The year was 1986, and my best friend Greg and I hadn't even owned our motorcycles for a year yet, and there we were already comparing ourselves to Wyatt & Billy, dreaming of a cross-country motorcycle trip and wondering what new people and places we'd see.
Such a wild, carefree endeavor mixed with such naivety and innocence could only come from two nerdy college students desperate to run away from their feelings of loneliness and abandonment.
But we were still kids back then, still more interested in radio shack computers and racquetball than we were about life on the road.
Twenty-four years later, and I find myself having been married for twenty years, a homeowner, a landlord, a business owner, and still a motorcycle rider. But yet, unhappy with my life. Seems my whole life I've tried to force things to happen. I was trying to show my parents how wrong they were for having divorced, remarrying, and starting their lives over with new kids.
Yeah, I was the one they left behind, a painful reminder of memories they'd rather forget.
So, I struggled to achieve just to show them that I was the pony they should have betted on. I made things happen, and made decisions I really didn't want to make, all for the purpose of getting their attention.
And all it brought me was misery. There I was, managing a rental property I didn't want to manage, climbing up a corporate ladder I didn't want to climb, and dedicating to a domestic life I didn't want to dedicate. And even though my parents praised me for my achievements, it still didn't get me any more closer to them.
I was still wanting to be like Wyatt, being free, homeless, just riding across the country not knowing where I'll sleep or who I'll meet.
So one day Sash comes along. She was in the same place I was. She was like this little girl who crossed my path saying she's sad and wants to run away. I told her that I'm sad too and that I want to run away. We decided to leave our respective lives and start a new one together, almost as simply and quickly as that.

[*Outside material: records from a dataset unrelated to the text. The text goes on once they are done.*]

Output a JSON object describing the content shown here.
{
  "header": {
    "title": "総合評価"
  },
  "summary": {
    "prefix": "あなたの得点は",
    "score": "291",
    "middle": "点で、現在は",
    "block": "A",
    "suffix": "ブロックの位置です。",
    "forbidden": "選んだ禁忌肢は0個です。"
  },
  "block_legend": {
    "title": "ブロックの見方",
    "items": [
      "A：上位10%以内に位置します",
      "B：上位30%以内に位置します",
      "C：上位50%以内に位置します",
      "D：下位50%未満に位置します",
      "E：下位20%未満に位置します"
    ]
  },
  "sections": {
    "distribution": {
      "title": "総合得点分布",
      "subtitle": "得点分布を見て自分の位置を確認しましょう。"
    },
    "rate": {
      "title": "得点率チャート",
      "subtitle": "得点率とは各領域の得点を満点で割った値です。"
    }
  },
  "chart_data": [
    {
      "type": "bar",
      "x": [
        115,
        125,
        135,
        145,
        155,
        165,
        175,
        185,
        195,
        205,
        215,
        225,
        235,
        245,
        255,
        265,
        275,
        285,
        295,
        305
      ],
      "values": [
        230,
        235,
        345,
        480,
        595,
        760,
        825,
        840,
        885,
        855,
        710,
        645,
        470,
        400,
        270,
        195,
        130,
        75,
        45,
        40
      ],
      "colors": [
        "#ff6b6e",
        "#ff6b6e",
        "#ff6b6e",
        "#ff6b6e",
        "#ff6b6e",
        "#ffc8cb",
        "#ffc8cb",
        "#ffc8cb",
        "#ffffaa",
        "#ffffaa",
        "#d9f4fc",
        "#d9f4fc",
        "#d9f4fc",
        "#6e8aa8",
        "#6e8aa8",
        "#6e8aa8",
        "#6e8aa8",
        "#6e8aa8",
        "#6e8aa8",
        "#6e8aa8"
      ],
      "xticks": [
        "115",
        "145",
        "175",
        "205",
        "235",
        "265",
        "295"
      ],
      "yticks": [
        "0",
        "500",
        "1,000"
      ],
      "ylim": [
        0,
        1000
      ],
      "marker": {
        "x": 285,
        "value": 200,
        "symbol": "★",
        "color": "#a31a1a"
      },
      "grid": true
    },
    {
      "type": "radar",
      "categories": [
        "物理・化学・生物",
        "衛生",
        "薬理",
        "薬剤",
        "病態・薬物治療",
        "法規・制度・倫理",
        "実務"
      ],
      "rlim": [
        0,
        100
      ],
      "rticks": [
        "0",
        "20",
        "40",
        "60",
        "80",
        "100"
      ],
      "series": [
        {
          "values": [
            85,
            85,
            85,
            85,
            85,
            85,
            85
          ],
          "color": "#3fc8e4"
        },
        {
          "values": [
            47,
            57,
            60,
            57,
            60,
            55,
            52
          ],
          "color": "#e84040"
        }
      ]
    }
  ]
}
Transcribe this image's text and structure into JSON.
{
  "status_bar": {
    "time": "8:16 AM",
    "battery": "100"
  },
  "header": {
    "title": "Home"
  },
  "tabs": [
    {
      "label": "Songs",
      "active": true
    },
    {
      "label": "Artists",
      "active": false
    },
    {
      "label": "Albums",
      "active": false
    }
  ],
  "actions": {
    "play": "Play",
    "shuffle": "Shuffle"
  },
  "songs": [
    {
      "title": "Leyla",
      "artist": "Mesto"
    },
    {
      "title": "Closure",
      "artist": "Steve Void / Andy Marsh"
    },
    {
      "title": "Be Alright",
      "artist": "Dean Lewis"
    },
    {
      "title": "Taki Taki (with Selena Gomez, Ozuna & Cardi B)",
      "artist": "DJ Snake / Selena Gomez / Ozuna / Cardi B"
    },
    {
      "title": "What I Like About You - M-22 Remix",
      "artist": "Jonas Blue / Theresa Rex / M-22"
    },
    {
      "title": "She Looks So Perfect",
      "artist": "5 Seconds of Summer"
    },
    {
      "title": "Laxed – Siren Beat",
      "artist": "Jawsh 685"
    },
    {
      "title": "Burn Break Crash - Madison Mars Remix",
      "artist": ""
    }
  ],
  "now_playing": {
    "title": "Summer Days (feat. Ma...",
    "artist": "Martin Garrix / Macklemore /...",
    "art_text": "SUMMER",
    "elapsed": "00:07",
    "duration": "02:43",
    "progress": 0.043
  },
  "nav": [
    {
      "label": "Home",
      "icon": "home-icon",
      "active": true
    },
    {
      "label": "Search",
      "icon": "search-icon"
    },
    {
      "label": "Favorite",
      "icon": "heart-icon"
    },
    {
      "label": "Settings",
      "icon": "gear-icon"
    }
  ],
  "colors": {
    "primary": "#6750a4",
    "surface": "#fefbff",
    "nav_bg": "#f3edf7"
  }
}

But it was actually a long time coming. It had to take years and decades of heartbreak and misery one after another, just to numb ourselves enough to where we didn't care about the aftermath, allowing us to feel bold enough to quit. Even today, we're still paying for this decision.
So far, I still feel more free. I still run a business, but I left the house to my ex-wife and I no longer have the rental property. I even let her have all my tools and stuff.
Next year, April 2013, Sash and I are going to embark on a six-month motorcycle trip across the United States and Canada. We're going to vacate our apartment, put our things into storage, and ride bikes. But, we're not going to be riding the entire time. We're going to pull into a big city live in a vacation rental for about two weeks, seeing all there is to see. Then, we'll hit the road for three to five days until we pull into another big city and start over again.
Maybe after six months we'll love it so much we won't want to come back.
Somehow, someway, the mental, physical, and sexual abuses of children leave permanent scars. Feelings of worthlessness, trying to contain the storm raging inside, never subside. They're part of the reason why such people are drawn towards running away, and maybe explain why some of us ride motorcycles.
And it's not always about running away, but about starting over. When you live in the same place long enough, you can't hide your weakness anymore.